Они лишь пару раз говорили о том, что произошло. Лишь пару раз вскользь обсудили тот месяц, что Мингю отсутствовал. Нет, Тэён не скрывал ничего. Нет, не скрывал ничего и сам Мингю. Просто в какой-то момент так случается, что любой твой лишний вздох могут истрактовать по-своему, и Мингю действительно понимал все с полувзгляда, потому что, черт, сам через это прошел, потому что в нем самом до верхов самых и еще больше, но…
В нем много, а в Тэёне мало.
– Неужели мы так и проведем Рождество? – ржет Тэён, надевая перчатки.
– Нормальная тема. – Санхён размешивает в стакане краску.
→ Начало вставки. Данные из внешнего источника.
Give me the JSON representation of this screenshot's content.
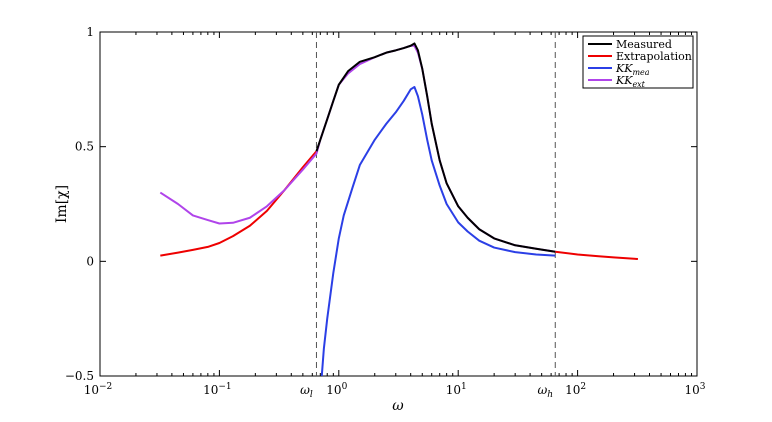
{
  "chart_data": {
    "type": "line",
    "xscale": "log",
    "xlim": [
      0.01,
      1000
    ],
    "ylim": [
      -0.5,
      1
    ],
    "xlabel": "ω",
    "ylabel": "Im[χ]",
    "grid": false,
    "legend_position": "top-right",
    "x_ticks": [
      {
        "value": 0.01,
        "base": "10",
        "exp": "−2"
      },
      {
        "value": 0.1,
        "base": "10",
        "exp": "−1"
      },
      {
        "value": 1,
        "base": "10",
        "exp": "0"
      },
      {
        "value": 10,
        "base": "10",
        "exp": "1"
      },
      {
        "value": 100,
        "base": "10",
        "exp": "2"
      },
      {
        "value": 1000,
        "base": "10",
        "exp": "3"
      }
    ],
    "y_ticks": [
      {
        "value": -0.5,
        "label": "−0.5"
      },
      {
        "value": 0,
        "label": "0"
      },
      {
        "value": 0.5,
        "label": "0.5"
      },
      {
        "value": 1,
        "label": "1"
      }
    ],
    "vlines": [
      {
        "x": 0.65,
        "label": "ω",
        "sub": "l"
      },
      {
        "x": 65,
        "label": "ω",
        "sub": "h"
      }
    ],
    "series": [
      {
        "name": "Measured",
        "sub": "",
        "color": "#000000",
        "x": [
          0.65,
          0.7,
          0.8,
          0.9,
          1.0,
          1.2,
          1.5,
          2.0,
          2.5,
          3.0,
          3.5,
          4.0,
          4.3,
          4.6,
          5.0,
          5.5,
          6.0,
          7.0,
          8.0,
          10,
          12,
          15,
          20,
          30,
          45,
          65
        ],
        "y": [
          0.48,
          0.53,
          0.62,
          0.7,
          0.77,
          0.83,
          0.87,
          0.89,
          0.91,
          0.92,
          0.93,
          0.94,
          0.95,
          0.92,
          0.84,
          0.72,
          0.6,
          0.44,
          0.34,
          0.24,
          0.19,
          0.14,
          0.1,
          0.07,
          0.055,
          0.042
        ]
      },
      {
        "name": "Extrapolation",
        "sub": "",
        "color": "#ee0000",
        "x": [
          0.032,
          0.045,
          0.06,
          0.08,
          0.1,
          0.13,
          0.18,
          0.25,
          0.35,
          0.5,
          0.65,
          65,
          100,
          150,
          200,
          320
        ],
        "y": [
          0.025,
          0.038,
          0.05,
          0.063,
          0.08,
          0.11,
          0.155,
          0.22,
          0.31,
          0.41,
          0.48,
          0.042,
          0.03,
          0.022,
          0.017,
          0.01
        ]
      },
      {
        "name": "KK",
        "sub": "mea",
        "color": "#2b3fe6",
        "x": [
          0.72,
          0.75,
          0.8,
          0.9,
          1.0,
          1.1,
          1.3,
          1.5,
          2.0,
          2.5,
          3.0,
          3.5,
          4.0,
          4.3,
          4.6,
          5.0,
          5.5,
          6.0,
          7.0,
          8.0,
          10,
          12,
          15,
          20,
          30,
          45,
          65
        ],
        "y": [
          -0.5,
          -0.38,
          -0.25,
          -0.05,
          0.1,
          0.2,
          0.32,
          0.42,
          0.53,
          0.6,
          0.65,
          0.7,
          0.75,
          0.76,
          0.72,
          0.64,
          0.53,
          0.44,
          0.33,
          0.25,
          0.17,
          0.13,
          0.09,
          0.06,
          0.04,
          0.03,
          0.025
        ]
      },
      {
        "name": "KK",
        "sub": "ext",
        "color": "#b044ea",
        "x": [
          0.032,
          0.045,
          0.06,
          0.08,
          0.1,
          0.13,
          0.18,
          0.25,
          0.35,
          0.5,
          0.65,
          0.7,
          0.8,
          0.9,
          1.0,
          1.2,
          1.5,
          2.0,
          2.5,
          3.0,
          3.5,
          4.0,
          4.3,
          4.6,
          5.0,
          5.5,
          6.0,
          7.0,
          8.0,
          10,
          12,
          15,
          20,
          30,
          45,
          65
        ],
        "y": [
          0.3,
          0.25,
          0.2,
          0.18,
          0.165,
          0.168,
          0.19,
          0.24,
          0.31,
          0.4,
          0.47,
          0.53,
          0.62,
          0.7,
          0.77,
          0.82,
          0.86,
          0.89,
          0.91,
          0.92,
          0.93,
          0.94,
          0.94,
          0.91,
          0.84,
          0.72,
          0.6,
          0.44,
          0.34,
          0.24,
          0.19,
          0.14,
          0.1,
          0.07,
          0.055,
          0.042
        ]
      }
    ]
  }
}
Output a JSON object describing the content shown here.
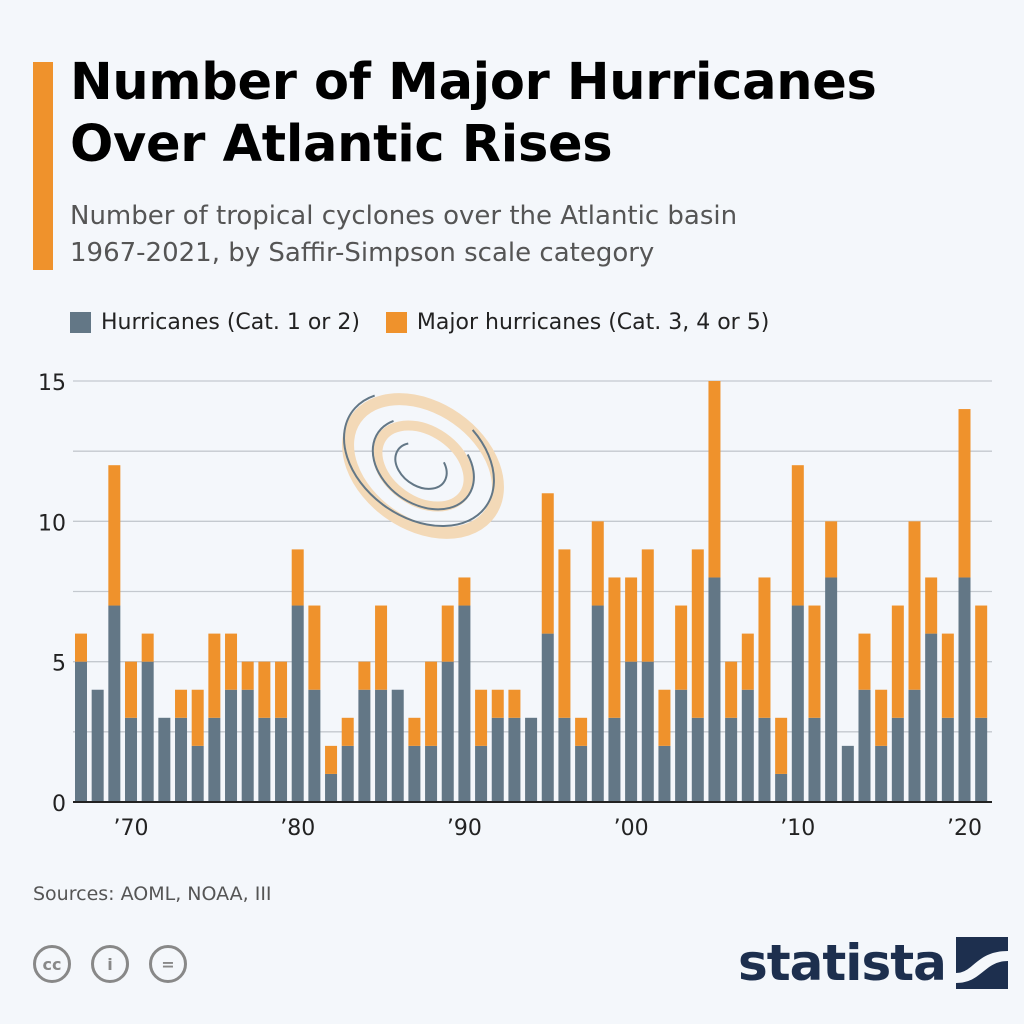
{
  "title": "Number of Major Hurricanes Over Atlantic Rises",
  "subtitle_line1": "Number of tropical cyclones over the Atlantic basin",
  "subtitle_line2": "1967-2021, by Saffir-Simpson scale category",
  "source": "Sources: AOML, NOAA, III",
  "brand": "statista",
  "colors": {
    "hurricanes": "#637786",
    "major": "#ef922c",
    "accent": "#ef922c",
    "brand": "#1d2f4e"
  },
  "chart_data": {
    "type": "bar",
    "stacked": true,
    "title": "",
    "xlabel": "",
    "ylabel": "",
    "ylim": [
      0,
      15
    ],
    "yticks": [
      0,
      5,
      10,
      15
    ],
    "grid": true,
    "legend_position": "top",
    "x_tick_labels": [
      {
        "year": 1970,
        "label": "’70"
      },
      {
        "year": 1980,
        "label": "’80"
      },
      {
        "year": 1990,
        "label": "’90"
      },
      {
        "year": 2000,
        "label": "’00"
      },
      {
        "year": 2010,
        "label": "’10"
      },
      {
        "year": 2020,
        "label": "’20"
      }
    ],
    "categories": [
      1967,
      1968,
      1969,
      1970,
      1971,
      1972,
      1973,
      1974,
      1975,
      1976,
      1977,
      1978,
      1979,
      1980,
      1981,
      1982,
      1983,
      1984,
      1985,
      1986,
      1987,
      1988,
      1989,
      1990,
      1991,
      1992,
      1993,
      1994,
      1995,
      1996,
      1997,
      1998,
      1999,
      2000,
      2001,
      2002,
      2003,
      2004,
      2005,
      2006,
      2007,
      2008,
      2009,
      2010,
      2011,
      2012,
      2013,
      2014,
      2015,
      2016,
      2017,
      2018,
      2019,
      2020,
      2021
    ],
    "series": [
      {
        "name": "Hurricanes (Cat. 1 or 2)",
        "values": [
          5,
          4,
          7,
          3,
          5,
          3,
          3,
          2,
          3,
          4,
          4,
          3,
          3,
          7,
          4,
          1,
          2,
          4,
          4,
          4,
          2,
          2,
          5,
          7,
          2,
          3,
          3,
          3,
          6,
          3,
          2,
          7,
          3,
          5,
          5,
          2,
          4,
          3,
          8,
          3,
          4,
          3,
          1,
          7,
          3,
          8,
          2,
          4,
          2,
          3,
          4,
          6,
          3,
          8,
          3
        ]
      },
      {
        "name": "Major hurricanes (Cat. 3, 4 or 5)",
        "values": [
          1,
          0,
          5,
          2,
          1,
          0,
          1,
          2,
          3,
          2,
          1,
          2,
          2,
          2,
          3,
          1,
          1,
          1,
          3,
          0,
          1,
          3,
          2,
          1,
          2,
          1,
          1,
          0,
          5,
          6,
          1,
          3,
          5,
          3,
          4,
          2,
          3,
          6,
          7,
          2,
          2,
          5,
          2,
          5,
          4,
          2,
          0,
          2,
          2,
          4,
          6,
          2,
          3,
          6,
          4
        ]
      }
    ]
  }
}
Мятный из волос полностью вымылся уже очень давно. У Мингю просто рука не поднималась что-нибудь сделать с этим. И вместо этого он молча обрастал, не желая идти в салон. А теперь он сидит на стуле в ванной и с легкой настороженностью наблюдает в зеркале за тем, как Санхён щедро плюхает осветлителем на корни его волос на макушке. Сидит потом почти час с дурацким пакетом на голове, точно так же выходя и покурить, а потом над ним начинает издеваться уже Тэён, размазывая краску по его осветленным волосам, на которых уже давно мокрого места не должно было остаться.
– Вот так хорошо, – кивает Санхён часа в три ночи, мешая в кастрюле зелье непонятного назначения (это просто новая порция глинтвейна).
– Ты что, из Слизерина сбежал? – Мингю пытается отогнать его от плиты, но какое там.
Волосы Мингю теперь песочного цвета, а ему вдруг хочется, чтобы они опять мятными стали. Как те облака, которые ломались о пурпурный горизонт. Как те чувства, которые как воздух свежий, что может спасти от кислородного голодания. Но волосы Мингю песочные. А он – тушит свечи на окне утром двадцать пятого декабря, пока остальные спят на разложенном диване.
И думает, что сиреневые закаты слишком прекрасны, чтобы видеть их каждый день.
Жаль, он не понимал этого тогда.
В январе Мингю устраивается на подработку в кофейню поблизости. Проходит мимо как-то и вспоминает такое далекое, но все равно предельно ясное «Я видел объявление». Мингю плевать на то, насколько нервным может быть для него контактирование с людьми в таких количествах, – им движет лишь осознание, что, если его действительно восстановят в университете, ему придется платить огромную сумму денег за семестр. А их впереди два. Тэён, конечно, здорово помогает не сдохнуть от голодной смерти, но он просто не имеет права полагаться на него и дальше.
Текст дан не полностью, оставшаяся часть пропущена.